You are given the following materials:
 Silver wire
 A 0.10 mol L-1 solution of cadmium nitrate
 Cadmium wire
 A 0.10 mol L-1 solution of silver nitrate
 A salt bridge
 Copper wire
 Beakers and other glassware as required
Draw a labelled sketch of your cell. Describe how the electrochemical cell will function. Include equations for the reactions and what you would expect to see happen.

I know that if I ignore the copper wire, I can put the AgNO3 and the Ag wire into one beaker, and the Cd(NO3)2 and Cd wire into another beaker. I can connect the two using the salt bridge. The electrons will flow from the Cd to the Ag. The Cd will be oxidised (Cd >><< Cd2+ + 2e-), and the Ag will be reduced (2AG+ + 2e- >><< 2Ag). The net ionic equation is: 2Ag+(aq) + Cd(s) >><< Cd2+(aq) + 2Ag(s).

My question is what does the copper wire do? Is it to make the current reversible? Or for plating?

 

[Wardling]

Silly me, the copper wire connects the two electrodes providing a path for the electrons to travel through!

 

[Blueshift5]

I would like to provide a response to the concept of a Silver-Cadmium Electrochemical Cell and the materials provided. Firstly, I would like to clarify the purpose of the copper wire in this setup. The copper wire serves as a conductor, allowing the flow of electrons between the two beakers, completing the circuit and allowing the cell to function. It is not specifically for plating, but rather for the overall functionality of the cell.

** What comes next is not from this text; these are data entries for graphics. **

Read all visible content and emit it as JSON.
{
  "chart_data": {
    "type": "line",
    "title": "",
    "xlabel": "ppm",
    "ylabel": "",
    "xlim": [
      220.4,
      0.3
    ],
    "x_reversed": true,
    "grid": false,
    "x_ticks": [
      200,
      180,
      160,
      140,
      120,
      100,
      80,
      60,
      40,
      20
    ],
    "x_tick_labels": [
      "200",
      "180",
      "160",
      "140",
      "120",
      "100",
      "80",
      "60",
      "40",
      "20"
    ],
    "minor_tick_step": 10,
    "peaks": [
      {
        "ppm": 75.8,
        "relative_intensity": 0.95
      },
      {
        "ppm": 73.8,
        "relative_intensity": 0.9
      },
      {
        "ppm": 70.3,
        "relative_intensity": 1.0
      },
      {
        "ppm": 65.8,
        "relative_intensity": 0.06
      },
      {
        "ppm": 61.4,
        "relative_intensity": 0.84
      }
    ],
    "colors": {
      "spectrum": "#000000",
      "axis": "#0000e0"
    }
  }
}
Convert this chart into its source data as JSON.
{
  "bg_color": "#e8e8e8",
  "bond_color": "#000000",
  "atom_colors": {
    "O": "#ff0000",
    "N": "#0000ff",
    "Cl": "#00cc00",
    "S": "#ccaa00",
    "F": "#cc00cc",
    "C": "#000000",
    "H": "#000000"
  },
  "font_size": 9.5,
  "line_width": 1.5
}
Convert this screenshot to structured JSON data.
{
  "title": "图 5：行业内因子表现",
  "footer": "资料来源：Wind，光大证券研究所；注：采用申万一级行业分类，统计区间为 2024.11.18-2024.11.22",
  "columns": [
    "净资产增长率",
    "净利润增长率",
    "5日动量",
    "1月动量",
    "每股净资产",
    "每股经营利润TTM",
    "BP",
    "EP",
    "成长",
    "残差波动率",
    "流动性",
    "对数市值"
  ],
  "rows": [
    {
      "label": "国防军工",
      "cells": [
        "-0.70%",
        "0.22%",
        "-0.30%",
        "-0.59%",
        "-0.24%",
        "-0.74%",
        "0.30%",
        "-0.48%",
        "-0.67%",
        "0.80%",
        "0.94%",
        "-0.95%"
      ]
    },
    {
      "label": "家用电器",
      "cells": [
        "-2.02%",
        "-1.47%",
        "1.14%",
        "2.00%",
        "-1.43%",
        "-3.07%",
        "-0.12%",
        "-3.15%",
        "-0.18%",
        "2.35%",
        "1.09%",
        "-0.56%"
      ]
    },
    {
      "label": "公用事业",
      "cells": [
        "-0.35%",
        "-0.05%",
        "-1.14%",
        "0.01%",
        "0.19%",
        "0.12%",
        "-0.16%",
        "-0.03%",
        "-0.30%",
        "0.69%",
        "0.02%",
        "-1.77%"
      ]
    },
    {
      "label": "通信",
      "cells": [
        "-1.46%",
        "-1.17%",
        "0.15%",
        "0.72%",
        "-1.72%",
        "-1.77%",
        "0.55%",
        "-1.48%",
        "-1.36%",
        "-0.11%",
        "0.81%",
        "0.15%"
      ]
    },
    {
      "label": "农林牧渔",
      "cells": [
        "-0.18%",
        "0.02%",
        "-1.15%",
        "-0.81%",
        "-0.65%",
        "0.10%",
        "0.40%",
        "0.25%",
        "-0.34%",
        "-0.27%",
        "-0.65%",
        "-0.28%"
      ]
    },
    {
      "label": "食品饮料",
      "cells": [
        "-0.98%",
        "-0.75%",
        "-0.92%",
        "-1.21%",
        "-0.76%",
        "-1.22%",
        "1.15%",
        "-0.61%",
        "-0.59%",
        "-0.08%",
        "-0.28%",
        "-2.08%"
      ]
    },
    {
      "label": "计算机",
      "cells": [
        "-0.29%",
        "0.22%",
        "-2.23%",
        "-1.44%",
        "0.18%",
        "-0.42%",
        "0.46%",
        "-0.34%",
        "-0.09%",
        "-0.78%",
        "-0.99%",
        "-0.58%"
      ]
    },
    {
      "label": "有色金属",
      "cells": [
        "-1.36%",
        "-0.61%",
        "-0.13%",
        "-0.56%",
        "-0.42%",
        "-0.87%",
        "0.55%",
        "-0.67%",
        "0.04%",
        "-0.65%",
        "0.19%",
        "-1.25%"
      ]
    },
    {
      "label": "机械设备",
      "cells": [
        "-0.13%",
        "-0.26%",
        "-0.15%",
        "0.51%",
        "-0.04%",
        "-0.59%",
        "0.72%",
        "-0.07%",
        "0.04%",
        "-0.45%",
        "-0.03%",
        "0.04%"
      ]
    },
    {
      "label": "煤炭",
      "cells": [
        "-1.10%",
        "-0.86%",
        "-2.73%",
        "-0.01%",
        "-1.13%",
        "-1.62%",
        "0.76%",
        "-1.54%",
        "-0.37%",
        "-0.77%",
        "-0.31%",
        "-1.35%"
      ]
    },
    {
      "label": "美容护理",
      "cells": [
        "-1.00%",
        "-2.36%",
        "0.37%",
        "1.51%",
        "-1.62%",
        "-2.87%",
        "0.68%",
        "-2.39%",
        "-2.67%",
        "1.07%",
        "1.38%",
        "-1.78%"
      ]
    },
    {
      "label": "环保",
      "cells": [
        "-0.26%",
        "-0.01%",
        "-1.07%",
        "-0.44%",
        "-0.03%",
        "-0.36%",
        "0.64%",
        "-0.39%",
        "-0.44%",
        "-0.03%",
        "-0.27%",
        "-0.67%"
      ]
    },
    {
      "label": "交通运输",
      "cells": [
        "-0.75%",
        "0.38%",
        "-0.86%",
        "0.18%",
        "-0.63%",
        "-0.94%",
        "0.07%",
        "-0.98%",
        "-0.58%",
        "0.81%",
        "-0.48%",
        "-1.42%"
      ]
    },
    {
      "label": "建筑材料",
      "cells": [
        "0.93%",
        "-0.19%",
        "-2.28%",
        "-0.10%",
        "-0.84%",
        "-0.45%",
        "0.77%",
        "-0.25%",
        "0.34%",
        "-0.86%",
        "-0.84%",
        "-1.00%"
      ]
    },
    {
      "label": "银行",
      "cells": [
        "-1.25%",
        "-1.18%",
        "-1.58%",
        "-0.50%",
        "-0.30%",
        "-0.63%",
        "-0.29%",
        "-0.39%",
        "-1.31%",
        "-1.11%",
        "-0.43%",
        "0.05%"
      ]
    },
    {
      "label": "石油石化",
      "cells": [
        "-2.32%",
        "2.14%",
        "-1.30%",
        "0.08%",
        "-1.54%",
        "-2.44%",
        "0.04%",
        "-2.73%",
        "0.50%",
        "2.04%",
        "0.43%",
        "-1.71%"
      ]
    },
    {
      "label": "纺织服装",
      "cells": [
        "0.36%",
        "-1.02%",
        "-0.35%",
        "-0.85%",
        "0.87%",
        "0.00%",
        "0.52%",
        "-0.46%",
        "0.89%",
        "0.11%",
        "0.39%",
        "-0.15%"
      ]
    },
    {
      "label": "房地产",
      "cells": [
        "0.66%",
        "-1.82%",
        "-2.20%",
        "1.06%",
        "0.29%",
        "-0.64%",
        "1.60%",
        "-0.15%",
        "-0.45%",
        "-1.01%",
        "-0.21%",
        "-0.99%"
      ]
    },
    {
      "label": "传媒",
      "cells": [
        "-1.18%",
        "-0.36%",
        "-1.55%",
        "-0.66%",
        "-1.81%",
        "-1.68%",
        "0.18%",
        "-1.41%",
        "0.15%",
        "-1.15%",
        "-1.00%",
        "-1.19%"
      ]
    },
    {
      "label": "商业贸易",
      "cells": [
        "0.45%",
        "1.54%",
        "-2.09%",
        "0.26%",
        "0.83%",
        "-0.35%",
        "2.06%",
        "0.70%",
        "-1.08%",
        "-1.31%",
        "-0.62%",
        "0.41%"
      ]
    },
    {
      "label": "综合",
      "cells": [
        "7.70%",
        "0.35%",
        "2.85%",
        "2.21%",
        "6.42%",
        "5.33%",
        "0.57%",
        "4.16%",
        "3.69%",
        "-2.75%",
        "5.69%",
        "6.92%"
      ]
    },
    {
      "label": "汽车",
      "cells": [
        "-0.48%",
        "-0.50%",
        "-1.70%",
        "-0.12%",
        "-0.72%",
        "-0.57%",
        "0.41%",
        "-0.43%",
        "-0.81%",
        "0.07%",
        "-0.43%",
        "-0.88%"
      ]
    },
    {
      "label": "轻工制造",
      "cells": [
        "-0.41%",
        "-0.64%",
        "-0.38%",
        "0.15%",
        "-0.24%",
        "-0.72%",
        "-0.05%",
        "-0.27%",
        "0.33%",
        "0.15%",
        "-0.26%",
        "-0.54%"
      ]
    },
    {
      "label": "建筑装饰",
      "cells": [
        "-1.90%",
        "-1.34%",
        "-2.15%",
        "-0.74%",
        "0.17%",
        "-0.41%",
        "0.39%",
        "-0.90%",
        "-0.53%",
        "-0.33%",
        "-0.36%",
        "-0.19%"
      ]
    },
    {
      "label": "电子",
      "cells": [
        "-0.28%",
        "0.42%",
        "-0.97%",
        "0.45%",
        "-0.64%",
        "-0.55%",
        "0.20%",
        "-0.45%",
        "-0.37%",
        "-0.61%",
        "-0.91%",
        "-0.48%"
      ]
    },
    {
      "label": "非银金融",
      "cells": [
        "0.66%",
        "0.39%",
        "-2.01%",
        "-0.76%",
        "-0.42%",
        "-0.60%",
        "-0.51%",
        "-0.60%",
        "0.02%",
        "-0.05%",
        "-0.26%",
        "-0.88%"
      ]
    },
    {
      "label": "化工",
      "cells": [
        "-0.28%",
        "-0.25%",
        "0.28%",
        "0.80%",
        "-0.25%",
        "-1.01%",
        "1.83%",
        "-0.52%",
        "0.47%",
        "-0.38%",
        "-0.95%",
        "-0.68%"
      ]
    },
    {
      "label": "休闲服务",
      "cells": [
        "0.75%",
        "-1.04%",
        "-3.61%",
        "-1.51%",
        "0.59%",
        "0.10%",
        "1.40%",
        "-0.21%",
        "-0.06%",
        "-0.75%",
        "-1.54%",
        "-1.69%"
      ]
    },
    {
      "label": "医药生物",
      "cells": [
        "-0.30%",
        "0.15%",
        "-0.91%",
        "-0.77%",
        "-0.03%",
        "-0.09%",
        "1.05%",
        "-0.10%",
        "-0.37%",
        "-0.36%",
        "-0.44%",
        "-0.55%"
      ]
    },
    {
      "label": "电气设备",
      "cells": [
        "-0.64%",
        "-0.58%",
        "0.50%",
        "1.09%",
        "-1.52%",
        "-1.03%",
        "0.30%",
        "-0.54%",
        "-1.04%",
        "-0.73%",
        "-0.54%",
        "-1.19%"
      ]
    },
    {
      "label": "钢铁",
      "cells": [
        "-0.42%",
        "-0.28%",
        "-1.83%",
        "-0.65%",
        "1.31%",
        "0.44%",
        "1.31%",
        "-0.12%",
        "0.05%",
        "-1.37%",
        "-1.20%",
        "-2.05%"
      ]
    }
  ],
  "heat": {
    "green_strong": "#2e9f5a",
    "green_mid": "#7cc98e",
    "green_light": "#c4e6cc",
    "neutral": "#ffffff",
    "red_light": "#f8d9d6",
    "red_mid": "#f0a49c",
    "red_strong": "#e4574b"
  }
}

Now, let's discuss the functioning of the electrochemical cell. As mentioned, the cell consists of two half-cells, one containing the silver wire and silver nitrate solution, and the other containing the cadmium wire and cadmium nitrate solution. These two half-cells are connected by a salt bridge, which allows for the transfer of ions to balance the charges in each half-cell.

In the first half-cell, the silver wire will act as the anode and undergo oxidation, losing two electrons to form silver ions (2Ag → 2Ag+ + 2e-). These ions will then migrate through the salt bridge to the second half-cell.

In the second half-cell, the cadmium wire will act as the cathode and undergo reduction, gaining two electrons from the silver ions to form cadmium atoms (2e- + Cd2+ → Cd). These atoms will then deposit onto the surface of the cadmium wire, creating a layer of solid cadmium.

The overall reaction for the cell can be represented as: 2Ag+(aq) + Cd(s) → Cd2+(aq) + 2Ag(s). This reaction produces a voltage, and the flow of electrons through the external circuit creates an electric current.

As for what you would expect to see happen, you would observe a change in the appearance of the electrodes. The silver electrode will appear to lose mass as it is oxidized, while the cadmium electrode will appear to gain mass as it is reduced. You may also observe bubbles of gas forming on the electrodes, which is a byproduct of the redox reactions.

In conclusion, the Silver-Cadmium Electrochemical Cell utilizes the redox reactions between silver and cadmium to produce a voltage and generate an electric current. The addition of a salt bridge and a conductor, such as the copper wire, allows for the transfer of ions and the completion of the circuit.